Eileen Hayes (Editor in Chief - Your Family magazine) gives expert video advice on: My toddler hasn't started talking yet, should I be worried?; What can I do to prevent my toddler having a tantrum?; How should I deal with a toddler tantrum when it occurs? and more...
How do toddlers learn language?
The thing to look out for first is what's called "receptive language". That means that children are understanding what you say, and that starts at about age one. They can wave bye-bye when you tell them. They can pass you a toy or a cup when you ask for it. You realise the child understands what you're saying. Provided they're doing that, it's not so important that they start with "expressive language", which is using the words. You should still try to encourage language by talking as much as possible to the child, and using the words over and over. Say, "Yes, this is your cup", "Pass me your cup", "Here is the cup". The more you reinforce the language yourself, over and over, the quicker children will learn. It's also important for parents to know that children don't learn from watching television or hearing something in the distance. You have to be down on the child's level, making eye contact when you're teaching language. That's the best way for them to learn that.

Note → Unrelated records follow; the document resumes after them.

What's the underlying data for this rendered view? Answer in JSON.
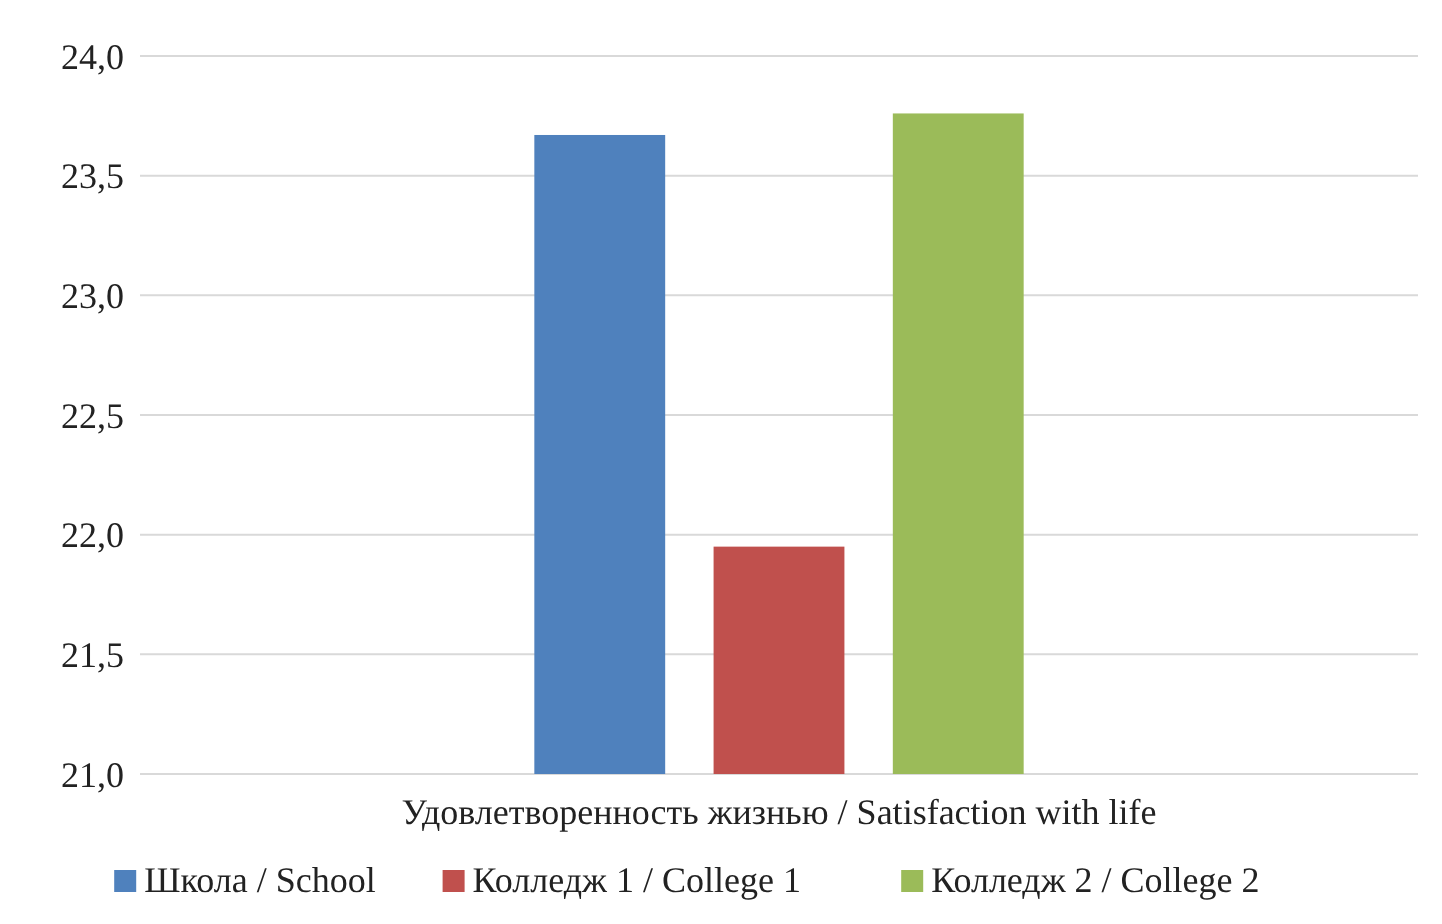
{
  "chart_data": {
    "type": "bar",
    "categories": [
      "Удовлетворенность жизнью / Satisfaction with life"
    ],
    "series": [
      {
        "name": "Школа / School",
        "color": "#4f81bd",
        "values": [
          23.67
        ]
      },
      {
        "name": "Колледж 1 / College 1",
        "color": "#c0504d",
        "values": [
          21.95
        ]
      },
      {
        "name": "Колледж 2 / College 2",
        "color": "#9bbb59",
        "values": [
          23.76
        ]
      }
    ],
    "ylim": [
      21,
      24
    ],
    "yticks": [
      {
        "value": 21,
        "label": "21,0"
      },
      {
        "value": 21.5,
        "label": "21,5"
      },
      {
        "value": 22,
        "label": "22,0"
      },
      {
        "value": 22.5,
        "label": "22,5"
      },
      {
        "value": 23,
        "label": "23,0"
      },
      {
        "value": 23.5,
        "label": "23,5"
      },
      {
        "value": 24,
        "label": "24,0"
      }
    ],
    "grid": "y",
    "legend": "bottom"
  }
}
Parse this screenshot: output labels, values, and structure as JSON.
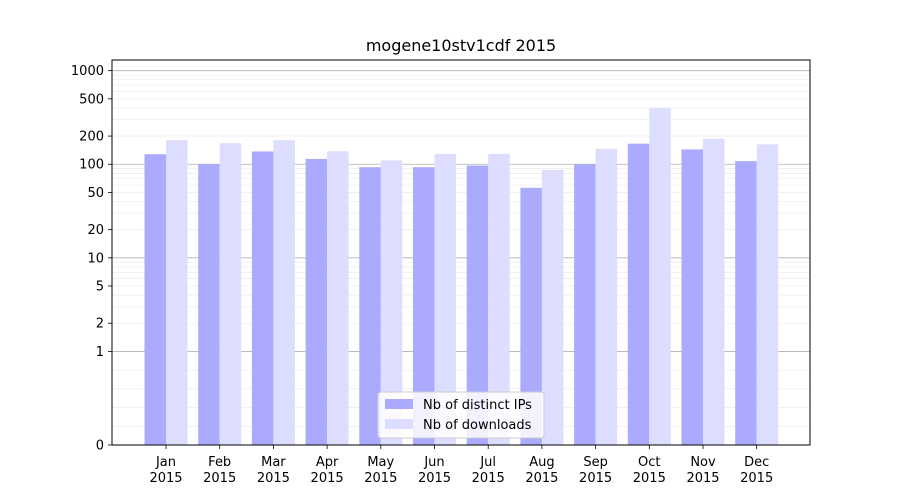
{
  "chart_data": {
    "type": "bar",
    "title": "mogene10stv1cdf 2015",
    "xlabel": "",
    "ylabel": "",
    "yscale": "symlog",
    "ylim": [
      0,
      1300
    ],
    "yticks": [
      0,
      1,
      2,
      5,
      10,
      20,
      50,
      100,
      200,
      500,
      1000
    ],
    "ytick_labels": [
      "0",
      "1",
      "2",
      "5",
      "10",
      "20",
      "50",
      "100",
      "200",
      "500",
      "1000"
    ],
    "categories": [
      {
        "month": "Jan",
        "year": "2015"
      },
      {
        "month": "Feb",
        "year": "2015"
      },
      {
        "month": "Mar",
        "year": "2015"
      },
      {
        "month": "Apr",
        "year": "2015"
      },
      {
        "month": "May",
        "year": "2015"
      },
      {
        "month": "Jun",
        "year": "2015"
      },
      {
        "month": "Jul",
        "year": "2015"
      },
      {
        "month": "Aug",
        "year": "2015"
      },
      {
        "month": "Sep",
        "year": "2015"
      },
      {
        "month": "Oct",
        "year": "2015"
      },
      {
        "month": "Nov",
        "year": "2015"
      },
      {
        "month": "Dec",
        "year": "2015"
      }
    ],
    "series": [
      {
        "name": "Nb of distinct IPs",
        "color": "#aaaaff",
        "values": [
          128,
          100,
          137,
          114,
          93,
          93,
          97,
          56,
          100,
          166,
          144,
          108
        ]
      },
      {
        "name": "Nb of downloads",
        "color": "#ddddff",
        "values": [
          181,
          168,
          181,
          138,
          110,
          129,
          129,
          87,
          146,
          398,
          188,
          163
        ]
      }
    ],
    "grid": true,
    "legend_position": "bottom-center"
  }
}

My toddler hasn't started talking yet, should I be worried?
It very much depends on the age of your child. Language develops to a very recognized sequence, beginning with babbling in older babies, going through just a few words like dada or mama, and then gradually putting two words together, until eventually children are talking in whole sentences. The sequence is the same right across every child, but individual children will do it very much at their own pace. One child may talk very early, by 18 months they might be saying quite a bit. Another child will be closer to three, and both those things are within the normal range.
What is the 'no' phase?
This is a very common feature of toddlers. If you listen to a small child around two, they actually even stand there saying to themselves no, no, no, no, no, no, no, for no reason. And, in a way, if you think about it, when they're little babies, you can just put them down. They have to stay where you put them, you choose their clothes, you choose what they eat, and it's a huge challenge to them that suddenly they can say no to you. They do it just because they can. This is the chance for them to show they've got wills of their own; and that's very normal. It can feel irritating to parents, but it's inevitable that once they realize they can say no, they will.
What is a tantrum?
Tantrums are one of the worst parts of looking after a toddler. It's really an explosion, an emotional explosion. Children don't have the language to explain to parents what they want. Lots of things are frustrating for them - they can't reach the biscuit tin, they can't make you understand, they can't find the right piece of the puzzle. All of those things, because they aren't able to express them, can lead to them just boiling over and having a tantrum. It's a very normal reaction at this phase. Parents should not think of it as being done to annoy them, even though it's very hard to deal with.
My toddler's tantrums are extreme and frequent, is that normal?
It's difficult to be certain when a child's around two to three years, because something like one in five children have several tantrums a day. So where a parent might be saying this is it extreme, it might still be within the normal range. It's really only once the child gets to about three or four, four really, that you could think this is still going on. This is perhaps something I need to find out about, but certainly around two, most of it will be normal behavior.
My toddler is always whining and complaining, is this normal?
Toddlers whine and complain when you aren't spending time and providing attention to them. The quickest way to stop their whining is to give attention to them.